A altura ideal para comprar realmente estas coisas é por volta do segundo trimestre, tipo entre a 18ª e a 24ª semana. Costumas ter um bocadinho mais de energia, ainda não andas a gingar, e encomendar nessa altura garante que as caixas vão aparecer com tempo de sobra para obrigares o teu parceiro a montá-las enquanto gritas instruções a partir do sofá.

Enquanto esperas meses que o camião de entregas apareça com as tuas caixas pesadas, mais vale aproveitares para arranjar alguns dos artigos mais pequenos que são enviados super rápido. Nós experimentámos o Mordedor Panda da Kianao quando começaram a nascer os dentes de baixo ao Leo. É porreiro, sinceramente. Ele mastigou-o agressivamente durante cerca de uma semana, mas depois a Maya decidiu que preferia atirá-lo ao cão. No entanto, é super fofo e o facto de podermos simplesmente atirá-lo para dentro da máquina de lavar loiça quando fica coberto de pelos de cão é uma vantagem brutal.

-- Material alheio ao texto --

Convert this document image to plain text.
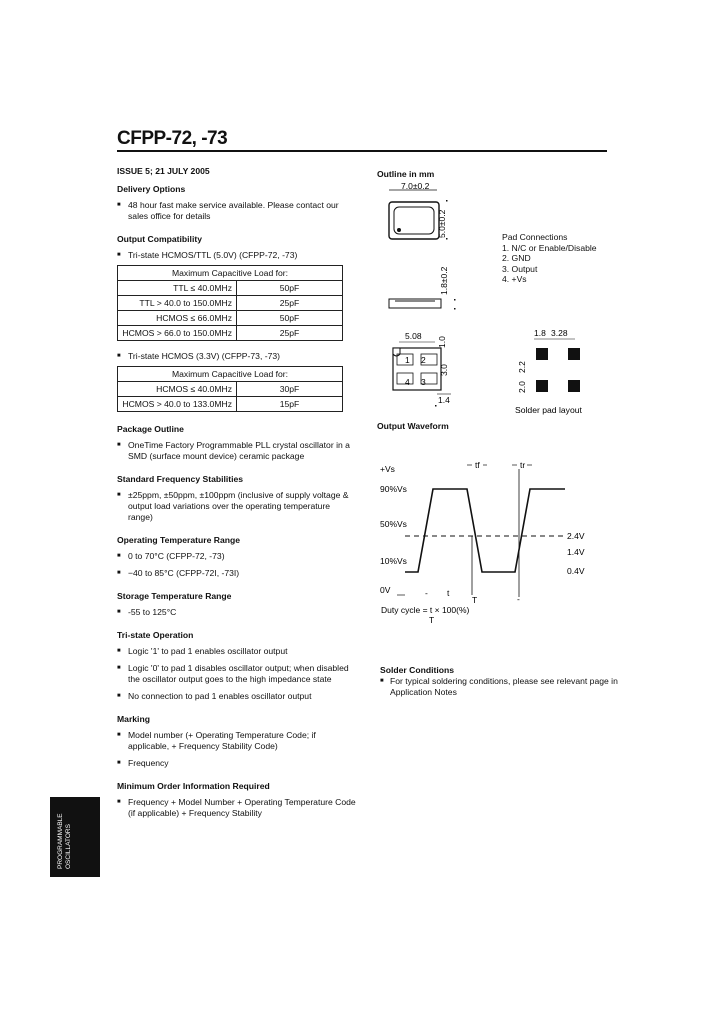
CFPP-72, -73

ISSUE 5; 21 JULY 2005

Delivery Options
■ 48 hour fast make service available. Please contact our sales office for details
Output Compatibility
■ Tri-state HCMOS/TTL (5.0V) (CFPP-72, -73)
Maximum Capacitive Load for:	
TTL ≤ 40.0MHz	50pF
TTL > 40.0 to 150.0MHz	25pF
HCMOS ≤ 66.0MHz	50pF
HCMOS > 66.0 to 150.0MHz	25pF
■ Tri-state HCMOS (3.3V) (CFPP-73, -73)
Maximum Capacitive Load for:	
HCMOS ≤ 40.0MHz	30pF
HCMOS > 40.0 to 133.0MHz	15pF
Package Outline
■ OneTime Factory Programmable PLL crystal oscillator in a SMD (surface mount device) ceramic package
Standard Frequency Stabilities
■ ±25ppm, ±50ppm, ±100ppm (inclusive of supply voltage & output load variations over the operating temperature range)
Operating Temperature Range
■ 0 to 70°C (CFPP-72, -73)
■ −40 to 85°C (CFPP-72I, -73I)
Storage Temperature Range
■ -55 to 125°C
Tri-state Operation
■ Logic '1' to pad 1 enables oscillator output
■ Logic '0' to pad 1 disables oscillator output; when disabled the oscillator output goes to the high impedance state
■ No connection to pad 1 enables oscillator output
Marking
■ Model number (+ Operating Temperature Code; if applicable, + Frequency Stability Code)
■ Frequency
Minimum Order Information Required
■ Frequency + Model Number + Operating Temperature Code (if applicable) + Frequency Stability
Outline in mm
7.0±0.2
5.0±0.2
1.8±0.2
5.08
1.0
1 2
4 3
3.0
1.4
Pad Connections
1. N/C or Enable/Disable
2. GND
3. Output
4. +Vs
1.8 3.28
2.2
2.0
Solder pad layout
Output Waveform
+Vs
90%Vs
50%Vs
10%Vs
0V
2.4V
1.4V
0.4V
tf	tr
- t
T	-
Duty cycle = t × 100(%)
T
Solder Conditions
■ For typical soldering conditions, please see relevant page in Application Notes
PROGRAMMABLE OSCILLATORS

Ah, e se estiveres à procura de um presente para um baby shower ou apenas quiseres algo ridiculamente fotogénico, os Ténis de Bebé deles são absurdamente giros. Vou ser totalmente honesta, calçar uns sapatinhos minúsculos com atacadores num recém-nascido irrequieto é uma grande seca, mas para aquelas fotografias de meses? Incrivelmente adoráveis. E as solas maleáveis permitem que eles sintam genuinamente o chão quando se começam a pôr de pé, o que, aparentemente, é super importante para o desenvolvimento dos pés.

A conclusão sobre os móveis e o quarto do bebé

Supõe-se que montar o quarto do bebé seja esta fase mágica de criar o "ninho", mas na maior parte do tempo é só medir paredes, stressar com os COV e tentar não chorar nas grandes superfícies. Lembra-te apenas de que o teu bebé quer lá saber se o berço combina com o roupeiro. A sério que não quer. Eles só querem estar contigo.

Bom, antes que eu vá aquecer este café pela quarta vez hoje, pega na tua fita métrica, encomenda o berço para que ele chegue efetivamente antes de o teu filho ir para a faculdade e depois vai dormir uma sesta. E se quiseres ter a certeza de que estás a comprar roupas e equipamentos seguros e não-tóxicos para encher essas cómodas, conhece a linha sustentável de bebé da Kianao hoje mesmo.

As minhas respostas sem filtros às tuas perguntas sobre o quarto

Preciso mesmo de comprar um fraldário?
Pelo amor de Deus, não. Por favor, poupa o teu dinheiro. Compra apenas uma cómoda normal e resistente que dure até eles serem adolescentes e espeta-lhe em cima um colchão muda-fraldas com rebordos. Vais usar um fraldário durante talvez oito meses até o teu bebé começar a rebolar feito um crocodilo durante as mudas de fralda e acabares a fazer isso no tapete da sala, de qualquer forma.

Quando é que devo, honestamente, avançar com a encomenda do berço?
Fá-lo no teu segundo trimestre! Por volta das 20 semanas é perfeito. Os prazos de envio de móveis são um verdadeiro pesadelo e, por vezes, um berço demora três meses a aparecer. Vais querer que ele já esteja montado e a arejar os gases no quarto bem antes da data prevista para o parto, para não estares a stressar com isso enquanto tens contrações de Braxton Hicks.

O que é essa história de libertar gases tóxicos? É real?
Sim, é real e é muito irritante. Muitos dos móveis produzidos em massa utilizam colas e tintas que libertam vapores químicos (COV) para o ar durante semanas depois de abrires a caixa. Tenta procurar artigos com a certificação GREENGUARD Gold, o que significa que foram testados e que têm baixas emissões químicas. E, a sério, deixa as janelas do quarto abertas durante umas semanas depois de montares tudo.

Posso usar o berço antigo de 2005 do meu primo?
O meu médico basicamente gritou comigo quando lhe fiz uma pergunta semelhante. Não. As normas de segurança para berços mudaram drasticamente em 2011, tornando os berços com grade lateral móvel totalmente ilegais porque eram incrivelmente perigosos. Compra sempre o berço novo para teres a certeza de que cumpre as diretrizes de segurança atuais. É a única coisa que realmente não deves comprar numa venda de garagem.

Os grandes conjuntos de móveis a combinar valem o dinheiro?
Absolutamente não. As lojas querem que penses que precisas da mesa de cabeceira a combinar e daquele baú de brinquedos de madeira específico, mas o teu filho vai acabar por cobrir tudo isso de autocolantes e marcadores permanentes, de qualquer forma. Compra um bom berço, uma cómoda robusta e uma cadeira confortável para ti. Simplifica.